Hey guys,
I feel like a thing is off with the structure of the treasury. I tried to read everything I can, but feel like still doesn’t quit understand it.
The main idea of the treasury is “it can be used to pay for various operational expenses, including developer compensation and community grants.”
From my interpretation because of this it should contain 500,000$ of risk free assets, maybe a portfolio of stable coins or YCURVE, but as I’ve seen from the contract it has
- 320k$ worth of weth
- 310k$ worth of yfi
- 130k$ worth of usdc
- 97k$ worth of usdt
- 3k$ worth of dai
which for me is sorta not balanced.
Please argue with me!
It would minimize systemic risk, if there would be a balanced portfolio of 500k of stablecoins, minimally in the treasury for expenses.

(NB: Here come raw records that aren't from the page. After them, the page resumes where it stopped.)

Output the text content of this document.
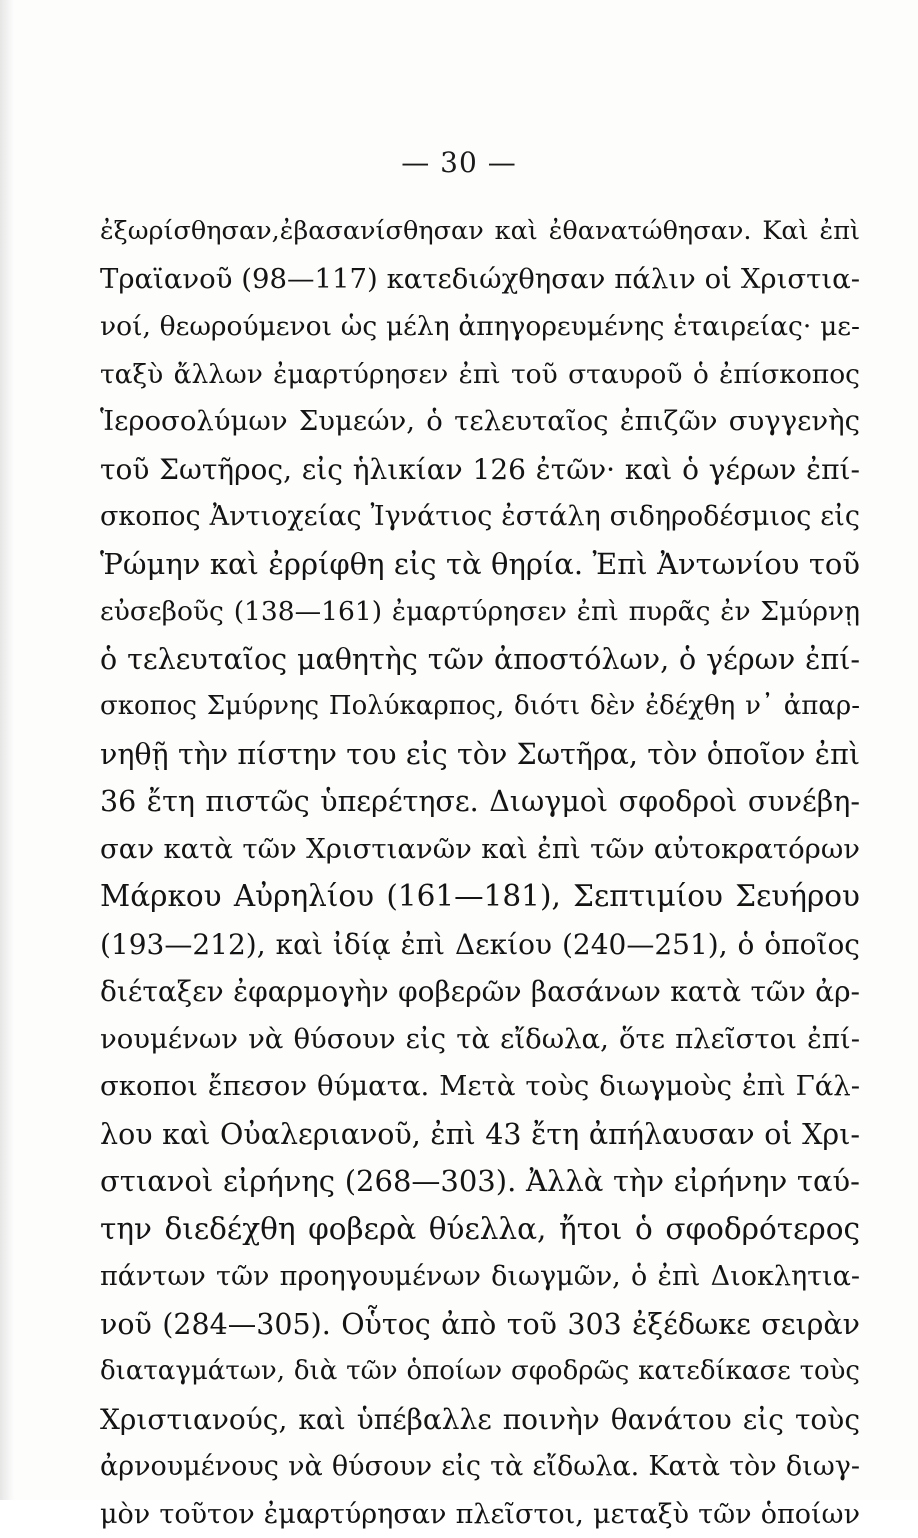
— 30 —
ἐξωρίσθησαν,ἐβασανίσθησαν καὶ ἐθανατώθησαν. Καὶ ἐπὶ
Τραϊανοῦ (98—117) κατεδιώχθησαν πάλιν οἱ Χριστια-
νοί, θεωρούμενοι ὡς μέλη ἀπηγορευμένης ἑταιρείας· με-
ταξὺ ἄλλων ἐμαρτύρησεν ἐπὶ τοῦ σταυροῦ ὁ ἐπίσκοπος
Ἱεροσολύμων Συμεών, ὁ τελευταῖος ἐπιζῶν συγγενὴς
τοῦ Σωτῆρος, εἰς ἡλικίαν 126 ἐτῶν· καὶ ὁ γέρων ἐπί-
σκοπος Ἀντιοχείας Ἰγνάτιος ἐστάλη σιδηροδέσμιος εἰς
Ῥώμην καὶ ἐρρίφθη εἰς τὰ θηρία. Ἐπὶ Ἀντωνίου τοῦ
εὐσεβοῦς (138—161) ἐμαρτύρησεν ἐπὶ πυρᾶς ἐν Σμύρνῃ
ὁ τελευταῖος μαθητὴς τῶν ἀποστόλων, ὁ γέρων ἐπί-
σκοπος Σμύρνης Πολύκαρπος, διότι δὲν ἐδέχθη ν᾽ ἀπαρ-
νηθῇ τὴν πίστην του εἰς τὸν Σωτῆρα, τὸν ὁποῖον ἐπὶ
36 ἔτη πιστῶς ὑπερέτησε. Διωγμοὶ σφοδροὶ συνέβη-
σαν κατὰ τῶν Χριστιανῶν καὶ ἐπὶ τῶν αὐτοκρατόρων
Μάρκου Αὐρηλίου (161—181), Σεπτιμίου Σευήρου
(193—212), καὶ ἰδίᾳ ἐπὶ Δεκίου (240—251), ὁ ὁποῖος
διέταξεν ἐφαρμογὴν φοβερῶν βασάνων κατὰ τῶν ἀρ-
νουμένων νὰ θύσουν εἰς τὰ εἴδωλα, ὅτε πλεῖστοι ἐπί-
σκοποι ἔπεσον θύματα. Μετὰ τοὺς διωγμοὺς ἐπὶ Γάλ-
λου καὶ Οὐαλεριανοῦ, ἐπὶ 43 ἔτη ἀπήλαυσαν οἱ Χρι-
στιανοὶ εἰρήνης (268—303). Ἀλλὰ τὴν εἰρήνην ταύ-
την διεδέχθη φοβερὰ θύελλα, ἤτοι ὁ σφοδρότερος
πάντων τῶν προηγουμένων διωγμῶν, ὁ ἐπὶ Διοκλητια-
νοῦ (284—305). Οὗτος ἀπὸ τοῦ 303 ἐξέδωκε σειρὰν
διαταγμάτων, διὰ τῶν ὁποίων σφοδρῶς κατεδίκασε τοὺς
Χριστιανούς, καὶ ὑπέβαλλε ποινὴν θανάτου εἰς τοὺς
ἀρνουμένους νὰ θύσουν εἰς τὰ εἴδωλα. Κατὰ τὸν διωγ-
μὸν τοῦτον ἐμαρτύρησαν πλεῖστοι, μεταξὺ τῶν ὁποίων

Also for unforeseen events, it would be wise to not distribute all the fees that goes through the treasury, but like 50%-75%-90% percent of it and reinvest the rest in an optimal portfolio of yearn ecosystem members, and or tokens, communities that are trusted by the devs, and the community. For example, sushi, wbtc, weth etc
For example:
100$ yield is generated
5$ is fee, out of which 0.5$ goes to the strategy creator.
4.5$ goes to the treasury
(if the treasury keeps 10%)
4.05$ goes to governance staking as dividend.
0.45$ goes to an optimal portfolio of tokens that are trusted by the community and or yearn collaborators.
Things I’ve read:
Treasury contract:
5% fee on additional yield
- For community-made strategies, like the new yETH vault, currently 10% of this fee goes to the strategy creator. The other 90% goes to the treasury and is then distributed to governance.
From: https://docs.yearn.finance/faq
Profits are sent to the Governance contract after the Treasury Vault has accrued a $500,000 reserve; this reserve is used to pay for various operational expenses, including developer compensation and community grants.